‘There is faith’

Published 10:15 am Monday, October 21, 2024

People gathered at St. Mary, Star of the Sea Catholic Church on a drizzly Saturday afternoon in October to commemorate the church’s 150th anniversary.

The church’s steeple, adorned with blue trim, has long been a fixture overlooking Grand Avenue. Stained-glass windows filter sunlight onto dozens of wooden pews, each equipped with a paperback prayer book.

One of the city’s oldest church parishes, St. Mary was christened in October 1874 after several soldiers stationed at Fort Stevens made contributions toward the construction of a Catholic church.

In 1896, an adjoining school was built, initially dubbed the Holy Names Academy. After decades of financial difficulties, Star of the Sea, the oldest and last Catholic school on the Oregon Coast, closed in 2011.

Next fall, the white stone school building is set to reopen as Harbor Christian Academy, a kindergarten-through-second grade private school that has pledged to add one new grade level per year through eighth grade.

“People are excited about that,” said Rev. William Oruko, the church’s pastor. “From the community around here, to Knappa and Seaside, all those who would like to bring their kids to a Christian academy.

“They want to instill faith as the source of their wisdom and knowledge and also life. To some parents, that really means a lot.”

‘Truly a rock’

Oruko, originally from Kenya, arrived in Astoria in 2017 after serving parishes in Tennessee for over a decade. He found the history of St. Mary, Star of the Sea inspiring, and said many things have kept it alive throughout the years.

“One time we had a water storm in the school building … When they came to do some assessment, to repair the damage, they said that the building was solid, truly a rock,” Oruko said. “And it was not only just the school building, it was also the church.

“The priests who came here, missionaries, the nuns, all those over the years, they left something solid. What makes this church stand in spite of disasters, or weather? There is faith.”

The congregation, Oruko said, is made up of around 200 people. The church has maintained a strong collection of parishioners despite the challenges posed by the closure of the school, the COVID-19 pandemic and the decadeslong decline in church attendance across the United States.

“I came here right after a big storm,” said Rev. Ken Sampson, who was the church’s pastor when the school closed. “This whole church was compromised, all the walls, everything was cracked. So for three years, every day at 3 o’clock I went home and put on painting clothes, and we repaired walls.

“I learned a whole lot about God’s providence. And though we had no money, the people just gave generously of their labor and their time, and donated materials and everything. We didn’t have any money in the bank, so we made it work. I guess that’s just the long story of Astoria. We’ve withstood a lot of challenges over the decades.”

Due to its location on a hill, the church building survived the Great Astoria Fire of 1922, which destroyed much of central Astoria. St. Mary’s Hospital, built in 1905, was one of the only buildings near downtown to survive the blaze.

The hospital was largely demolished in 1975, though its west wing addition is now the Owens-Adair Apartments for low-income seniors at 15th and Exchange streets.

The parish also survived the fraught politics of the 1920s, a time when the Ku Klux Klan, which targeted Catholics and many others, had a stronghold.

In the 1940s, during World War II, when Astoria saw a boom in population from a naval base at Tongue Point and the use of Fort Stevens as a military base, St. Mary’s masses were crowded to capacity every week.

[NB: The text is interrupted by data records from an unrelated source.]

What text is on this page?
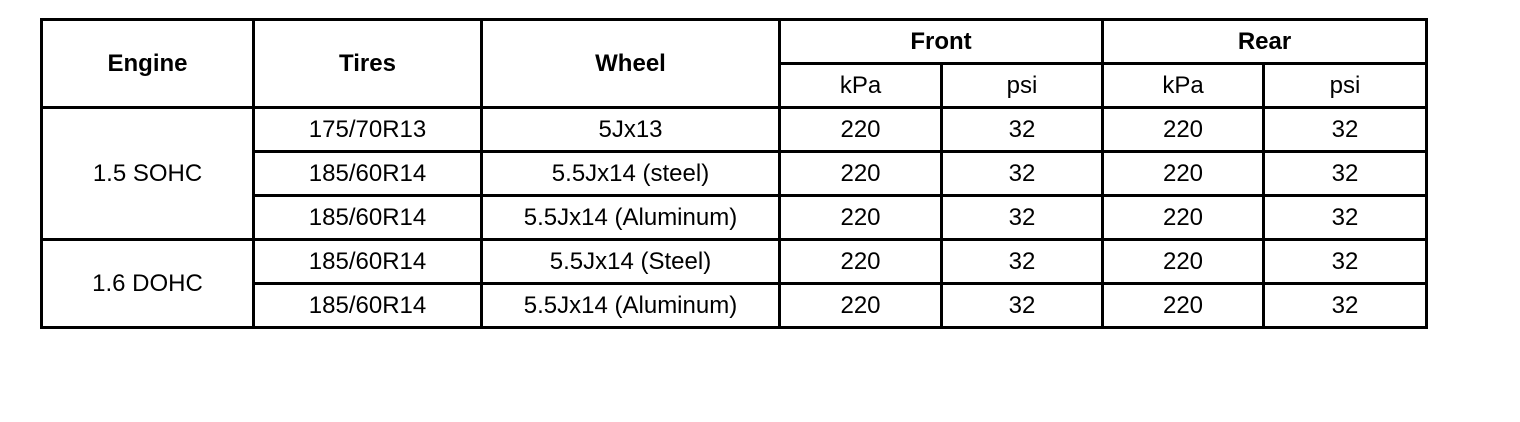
Engine	Tires	Wheel	Front		Rear	
			kPa	psi	kPa	psi
1.5 SOHC	175/70R13	5Jx13	220	32	220	32
	185/60R14	5.5Jx14 (steel)	220	32	220	32
	185/60R14	5.5Jx14 (Aluminum)	220	32	220	32
1.6 DOHC	185/60R14	5.5Jx14 (Steel)	220	32	220	32
	185/60R14	5.5Jx14 (Aluminum)	220	32	220	32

As more people became interested in the parish over the decades, St. Mary’s reached out to the west, opening a mission chapel in Hammond in 1960 known as the St. Francis de Sales Mission. Services are still held there every Saturday.

‘That carries through’

Sister Adele Marie Altenhofen, who was the principal of St. Mary, Star of the Sea School from 1997 until 2003, serves as the president of the Sisters of St. Mary of Oregon.

She believes prayer, resilience and steadfast faith have been cornerstones of the church’s past and continuing legacy, and that several local families had rich histories dating back to the initial formation of the parish.

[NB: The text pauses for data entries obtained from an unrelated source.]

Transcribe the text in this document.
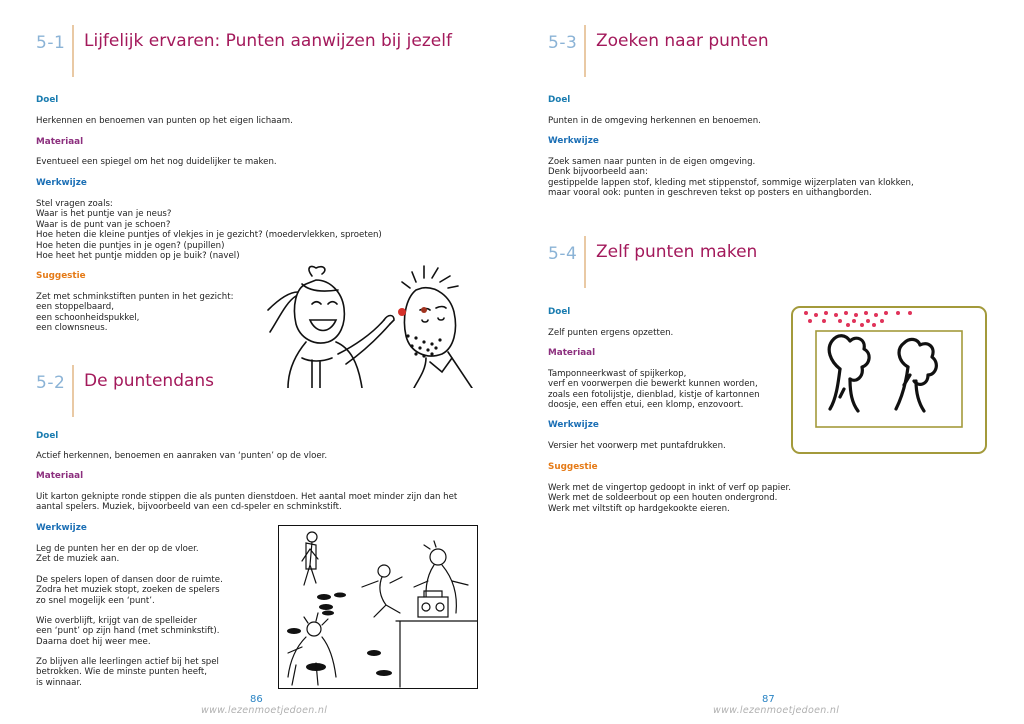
5-1	Lijfelijk ervaren: Punten aanwijzen bij jezelf
Doel
Herkennen en benoemen van punten op het eigen lichaam.
Materiaal
Eventueel een spiegel om het nog duidelijker te maken.
Werkwijze
Stel vragen zoals:
Waar is het puntje van je neus?
Waar is de punt van je schoen?
Hoe heten die kleine puntjes of vlekjes in je gezicht? (moedervlekken, sproeten)
Hoe heten die puntjes in je ogen? (pupillen)
Hoe heet het puntje midden op je buik? (navel)
Suggestie
Zet met schminkstiften punten in het gezicht:
een stoppelbaard,
een schoonheidspukkel,
een clownsneus.
5-2	De puntendans
Doel
Actief herkennen, benoemen en aanraken van ‘punten’ op de vloer.
Materiaal
Uit karton geknipte ronde stippen die als punten dienstdoen. Het aantal moet minder zijn dan het
aantal spelers. Muziek, bijvoorbeeld van een cd-speler en schminkstift.
Werkwijze
Leg de punten her en der op de vloer.
Zet de muziek aan.
De spelers lopen of dansen door de ruimte.
Zodra het muziek stopt, zoeken de spelers
zo snel mogelijk een ‘punt’.
Wie overblijft, krijgt van de spelleider
een ‘punt’ op zijn hand (met schminkstift).
Daarna doet hij weer mee.
Zo blijven alle leerlingen actief bij het spel
betrokken. Wie de minste punten heeft,
is winnaar.
86
www.lezenmoetjedoen.nl
5-3	Zoeken naar punten
Doel
Punten in de omgeving herkennen en benoemen.
Werkwijze
Zoek samen naar punten in de eigen omgeving.
Denk bijvoorbeeld aan:
gestippelde lappen stof, kleding met stippenstof, sommige wijzerplaten van klokken,
maar vooral ook: punten in geschreven tekst op posters en uithangborden.
5-4	Zelf punten maken
Doel
Zelf punten ergens opzetten.
Materiaal
Tamponneerkwast of spijkerkop,
verf en voorwerpen die bewerkt kunnen worden,
zoals een fotolijstje, dienblad, kistje of kartonnen
doosje, een effen etui, een klomp, enzovoort.
Werkwijze
Versier het voorwerp met puntafdrukken.
Suggestie
Werk met de vingertop gedoopt in inkt of verf op papier.
Werk met de soldeerbout op een houten ondergrond.
Werk met viltstift op hardgekookte eieren.
87
www.lezenmoetjedoen.nl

“They were very proud of what they had accomplished,” Altenhofen said. “Not only as people who were rooted in whatever the economy was, but people rooted in their sense of belonging to this faith community.

“And I think that kind of resilience, that kind of being rooted in their faith and the sense of the community that they had, I think that carries through, whether they’re here in person now or whether they’re showering it down upon us as they look from heaven.”